Le interazioni sociali limitano la ricerca e il bisogno di sostanze.

Un nuovo studio pubblicato su Nature Neuroscience ( https://www.nature.com/neuro/ ) rileva che le interazioni sociali possono avere un profondo effetto sui comportamenti legati alla dipendenza e sulla risposta del cervello agli stimoli associati ai farmaci.

Queste scoperte hanno implicazioni per le persone con disturbi da uso di sostanze, perché suggeriscono che l’interazione sociale può cambiare l’attività di specifici circuiti neuronali che controllano il desiderio e la ricaduta della droga.

La ricerca è stata finanziata dal National Institutes of Health ( https://www.nih.gov/ ) e guidata dal Dr.
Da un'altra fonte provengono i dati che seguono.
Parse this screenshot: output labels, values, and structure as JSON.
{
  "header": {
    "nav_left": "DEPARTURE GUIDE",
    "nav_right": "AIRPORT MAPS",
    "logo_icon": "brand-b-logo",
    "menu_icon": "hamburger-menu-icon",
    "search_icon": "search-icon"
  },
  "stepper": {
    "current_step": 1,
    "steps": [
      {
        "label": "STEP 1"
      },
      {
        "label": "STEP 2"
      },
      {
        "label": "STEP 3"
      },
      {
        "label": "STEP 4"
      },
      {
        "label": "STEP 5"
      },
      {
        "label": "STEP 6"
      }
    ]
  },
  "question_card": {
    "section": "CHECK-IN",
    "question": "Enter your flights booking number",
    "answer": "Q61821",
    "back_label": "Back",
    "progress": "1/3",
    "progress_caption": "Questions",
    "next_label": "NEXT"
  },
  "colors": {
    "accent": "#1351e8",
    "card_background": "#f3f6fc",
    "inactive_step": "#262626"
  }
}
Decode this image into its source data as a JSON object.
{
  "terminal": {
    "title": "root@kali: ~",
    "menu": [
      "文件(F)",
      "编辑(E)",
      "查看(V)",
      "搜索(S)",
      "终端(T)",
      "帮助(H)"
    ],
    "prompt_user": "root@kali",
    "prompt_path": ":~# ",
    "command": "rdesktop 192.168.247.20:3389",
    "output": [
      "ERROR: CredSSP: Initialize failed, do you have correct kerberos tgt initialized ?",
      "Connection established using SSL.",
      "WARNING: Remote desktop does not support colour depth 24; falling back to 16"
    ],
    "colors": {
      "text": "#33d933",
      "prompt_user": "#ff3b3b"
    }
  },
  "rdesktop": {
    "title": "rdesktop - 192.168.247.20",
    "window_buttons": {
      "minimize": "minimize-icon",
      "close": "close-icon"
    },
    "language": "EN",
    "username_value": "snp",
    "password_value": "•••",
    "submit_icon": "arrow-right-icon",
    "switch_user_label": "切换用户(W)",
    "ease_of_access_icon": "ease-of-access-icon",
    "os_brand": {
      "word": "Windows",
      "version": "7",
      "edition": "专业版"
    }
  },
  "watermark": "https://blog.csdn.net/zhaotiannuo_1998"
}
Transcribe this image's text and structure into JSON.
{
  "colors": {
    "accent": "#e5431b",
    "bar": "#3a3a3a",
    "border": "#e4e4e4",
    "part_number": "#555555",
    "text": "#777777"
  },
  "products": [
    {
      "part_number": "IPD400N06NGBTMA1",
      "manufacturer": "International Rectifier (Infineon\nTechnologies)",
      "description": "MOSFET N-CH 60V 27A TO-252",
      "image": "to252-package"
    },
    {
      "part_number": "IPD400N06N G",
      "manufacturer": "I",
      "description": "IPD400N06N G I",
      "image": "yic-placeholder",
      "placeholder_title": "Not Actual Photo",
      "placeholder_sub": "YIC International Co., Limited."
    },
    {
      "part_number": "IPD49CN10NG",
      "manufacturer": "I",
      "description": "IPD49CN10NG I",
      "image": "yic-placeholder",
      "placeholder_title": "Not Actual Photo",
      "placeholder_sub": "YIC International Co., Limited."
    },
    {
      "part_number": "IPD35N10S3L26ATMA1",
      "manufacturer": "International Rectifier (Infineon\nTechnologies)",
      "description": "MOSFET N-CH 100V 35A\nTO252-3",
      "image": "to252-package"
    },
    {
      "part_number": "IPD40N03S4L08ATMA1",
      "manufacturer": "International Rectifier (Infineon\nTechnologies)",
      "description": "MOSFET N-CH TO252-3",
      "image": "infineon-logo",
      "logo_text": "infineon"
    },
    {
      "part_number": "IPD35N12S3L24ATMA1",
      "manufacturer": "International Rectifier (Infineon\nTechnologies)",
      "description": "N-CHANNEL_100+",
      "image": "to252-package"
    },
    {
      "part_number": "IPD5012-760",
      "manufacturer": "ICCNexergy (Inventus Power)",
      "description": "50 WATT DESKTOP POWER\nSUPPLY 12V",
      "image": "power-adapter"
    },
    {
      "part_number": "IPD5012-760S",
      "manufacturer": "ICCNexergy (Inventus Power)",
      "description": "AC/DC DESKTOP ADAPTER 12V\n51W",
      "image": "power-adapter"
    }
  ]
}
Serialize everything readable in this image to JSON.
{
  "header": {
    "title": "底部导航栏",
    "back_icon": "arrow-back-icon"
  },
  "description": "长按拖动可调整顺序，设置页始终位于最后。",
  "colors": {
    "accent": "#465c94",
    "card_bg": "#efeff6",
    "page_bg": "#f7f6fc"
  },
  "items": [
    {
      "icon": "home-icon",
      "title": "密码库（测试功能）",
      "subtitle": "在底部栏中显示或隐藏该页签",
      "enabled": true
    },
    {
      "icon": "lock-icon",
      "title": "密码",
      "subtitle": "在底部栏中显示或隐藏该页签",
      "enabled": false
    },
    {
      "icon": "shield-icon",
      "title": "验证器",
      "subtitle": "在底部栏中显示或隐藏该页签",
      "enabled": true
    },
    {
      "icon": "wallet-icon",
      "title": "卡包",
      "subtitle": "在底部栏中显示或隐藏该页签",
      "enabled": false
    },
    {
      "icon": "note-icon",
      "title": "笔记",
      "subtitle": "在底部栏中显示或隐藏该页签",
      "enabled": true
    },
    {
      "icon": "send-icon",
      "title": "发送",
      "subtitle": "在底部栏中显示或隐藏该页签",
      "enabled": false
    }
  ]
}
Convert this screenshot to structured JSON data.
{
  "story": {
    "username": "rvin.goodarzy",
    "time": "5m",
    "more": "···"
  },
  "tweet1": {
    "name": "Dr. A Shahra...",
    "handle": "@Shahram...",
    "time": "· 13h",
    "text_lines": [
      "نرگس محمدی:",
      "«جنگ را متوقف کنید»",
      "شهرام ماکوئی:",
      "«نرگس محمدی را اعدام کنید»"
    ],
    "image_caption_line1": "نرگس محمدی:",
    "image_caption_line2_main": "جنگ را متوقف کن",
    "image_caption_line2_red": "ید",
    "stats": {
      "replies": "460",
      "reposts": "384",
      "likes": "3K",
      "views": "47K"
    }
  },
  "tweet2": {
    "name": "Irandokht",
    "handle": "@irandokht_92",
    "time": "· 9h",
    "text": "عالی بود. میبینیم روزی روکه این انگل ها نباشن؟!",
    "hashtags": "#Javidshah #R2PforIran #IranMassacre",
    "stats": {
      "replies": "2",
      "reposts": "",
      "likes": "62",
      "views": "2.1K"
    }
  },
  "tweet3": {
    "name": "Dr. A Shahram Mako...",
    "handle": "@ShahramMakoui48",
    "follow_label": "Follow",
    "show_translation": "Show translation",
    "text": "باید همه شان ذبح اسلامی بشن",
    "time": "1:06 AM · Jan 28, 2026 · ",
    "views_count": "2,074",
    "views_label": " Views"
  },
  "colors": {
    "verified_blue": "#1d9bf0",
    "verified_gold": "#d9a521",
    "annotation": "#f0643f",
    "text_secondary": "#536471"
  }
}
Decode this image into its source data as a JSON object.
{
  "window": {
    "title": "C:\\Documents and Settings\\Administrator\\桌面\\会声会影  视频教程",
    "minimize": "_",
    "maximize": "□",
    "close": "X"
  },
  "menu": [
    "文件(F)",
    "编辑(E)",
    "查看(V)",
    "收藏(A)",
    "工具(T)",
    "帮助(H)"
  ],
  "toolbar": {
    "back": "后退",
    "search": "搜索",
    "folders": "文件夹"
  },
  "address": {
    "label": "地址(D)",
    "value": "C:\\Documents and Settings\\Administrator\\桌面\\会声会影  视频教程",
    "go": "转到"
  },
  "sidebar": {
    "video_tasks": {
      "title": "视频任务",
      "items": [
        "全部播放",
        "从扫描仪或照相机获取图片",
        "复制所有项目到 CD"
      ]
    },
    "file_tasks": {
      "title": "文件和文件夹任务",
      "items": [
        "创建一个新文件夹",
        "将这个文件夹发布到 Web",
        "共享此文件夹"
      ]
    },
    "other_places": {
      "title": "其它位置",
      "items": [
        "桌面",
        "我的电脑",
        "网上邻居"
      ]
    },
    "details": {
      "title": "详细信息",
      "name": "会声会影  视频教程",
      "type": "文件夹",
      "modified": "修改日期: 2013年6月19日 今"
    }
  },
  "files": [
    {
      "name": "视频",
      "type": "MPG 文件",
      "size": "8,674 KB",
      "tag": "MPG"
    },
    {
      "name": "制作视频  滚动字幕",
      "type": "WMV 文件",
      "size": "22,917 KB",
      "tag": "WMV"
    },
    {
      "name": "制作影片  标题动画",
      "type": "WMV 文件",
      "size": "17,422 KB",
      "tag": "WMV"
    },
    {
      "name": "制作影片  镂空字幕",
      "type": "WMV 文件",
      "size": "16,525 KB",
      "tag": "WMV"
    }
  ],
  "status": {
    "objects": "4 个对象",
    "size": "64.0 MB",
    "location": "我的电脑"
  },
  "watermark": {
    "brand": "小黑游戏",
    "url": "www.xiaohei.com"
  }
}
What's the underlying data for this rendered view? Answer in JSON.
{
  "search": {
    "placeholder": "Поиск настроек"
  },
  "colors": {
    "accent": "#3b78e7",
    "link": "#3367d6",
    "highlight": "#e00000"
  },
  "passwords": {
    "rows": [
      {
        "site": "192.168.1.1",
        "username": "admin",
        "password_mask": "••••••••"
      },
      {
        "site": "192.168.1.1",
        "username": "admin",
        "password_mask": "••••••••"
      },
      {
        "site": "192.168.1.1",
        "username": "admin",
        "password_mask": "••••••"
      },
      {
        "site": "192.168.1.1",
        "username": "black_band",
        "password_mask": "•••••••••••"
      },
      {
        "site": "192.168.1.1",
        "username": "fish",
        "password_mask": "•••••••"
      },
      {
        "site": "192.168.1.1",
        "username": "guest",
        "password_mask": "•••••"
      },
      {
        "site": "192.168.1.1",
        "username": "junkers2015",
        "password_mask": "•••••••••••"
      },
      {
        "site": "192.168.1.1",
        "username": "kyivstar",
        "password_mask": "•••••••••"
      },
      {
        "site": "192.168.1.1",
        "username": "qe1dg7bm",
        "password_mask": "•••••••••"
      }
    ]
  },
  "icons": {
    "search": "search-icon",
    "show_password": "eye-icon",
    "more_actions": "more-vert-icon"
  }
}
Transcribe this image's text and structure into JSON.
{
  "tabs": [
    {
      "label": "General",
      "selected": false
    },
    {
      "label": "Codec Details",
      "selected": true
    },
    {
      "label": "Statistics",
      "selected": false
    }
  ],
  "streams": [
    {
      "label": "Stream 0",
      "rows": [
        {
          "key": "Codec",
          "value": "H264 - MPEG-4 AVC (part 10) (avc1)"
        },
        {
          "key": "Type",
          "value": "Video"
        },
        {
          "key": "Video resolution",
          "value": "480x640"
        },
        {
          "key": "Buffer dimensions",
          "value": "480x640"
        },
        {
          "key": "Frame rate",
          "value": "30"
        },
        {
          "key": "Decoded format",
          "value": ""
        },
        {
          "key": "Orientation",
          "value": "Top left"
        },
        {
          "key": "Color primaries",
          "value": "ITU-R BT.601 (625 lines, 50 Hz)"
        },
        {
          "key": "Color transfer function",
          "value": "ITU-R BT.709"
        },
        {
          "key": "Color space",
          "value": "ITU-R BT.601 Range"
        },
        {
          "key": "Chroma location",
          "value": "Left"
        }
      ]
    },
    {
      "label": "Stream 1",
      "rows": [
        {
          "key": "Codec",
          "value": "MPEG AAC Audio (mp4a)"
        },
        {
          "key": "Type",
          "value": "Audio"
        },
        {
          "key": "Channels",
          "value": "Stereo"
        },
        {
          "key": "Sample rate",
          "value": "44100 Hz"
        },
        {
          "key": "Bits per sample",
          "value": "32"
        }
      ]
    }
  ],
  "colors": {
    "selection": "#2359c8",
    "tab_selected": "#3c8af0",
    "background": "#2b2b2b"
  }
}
Marco Venniro del Programma di ricerca del National Institute on Drug Abuse (NIDA).

I ricercatori hanno utilizzato modelli animali consolidati di tossicodipendenza per dimostrare che, una volta provata, i ratti hanno ripetutamente scelto l’interazione sociale invece dell’auto-somministrazione dell’eroina o della metanfetamina.

Inoltre, tutti i ratti hanno scelto con decisione il contatto tra pari invece di un maggiore accesso ai farmaci anche quando erano costantemente in contatto con i loro simili.

E durante periodi prolungati di astinenza, erano significativamente meno vulnerabili alla ricaduta rispetto ai ratti che avevano semplicemente rimosso il loro accesso ai farmaci.

Tuttavia, alcuni ratti hanno ripreso il consumo di droga quando l’accesso a un pari è stato ritardato o impedito.

Lo studio introduce un nuovo paradigma per studiare i meccanismi cerebrali dei fattori sociali nella dipendenza e potrebbe portare a nuovi trattamenti comportamentali e farmacologici per i dipendenti patologici.

Gli effetti protettivi dell’interazione sociale sono più diretti per i topi che per le persone, ma anche così, le nuove scoperte nei ratti sono in accordo con ciò che gli scienziati sociali hanno riferito per decenni, i sentimenti di connessione alla società possono proteggere alcune (non tutte) le persone contro le dipendenze.

I ratti che sono meno protetti dal contatto sociale e hanno proseguito l’uso di sostanze potrebbero essere un modello per comprendere e trattare le loro controparti umane.

Questi risultati evidenziano la necessità di incorporare fattori sociali nella ricerca sulle dipendenze basata sulle neuroscienze e sostenere il più ampio impianto di trattamenti di dipendenza basati sulla società.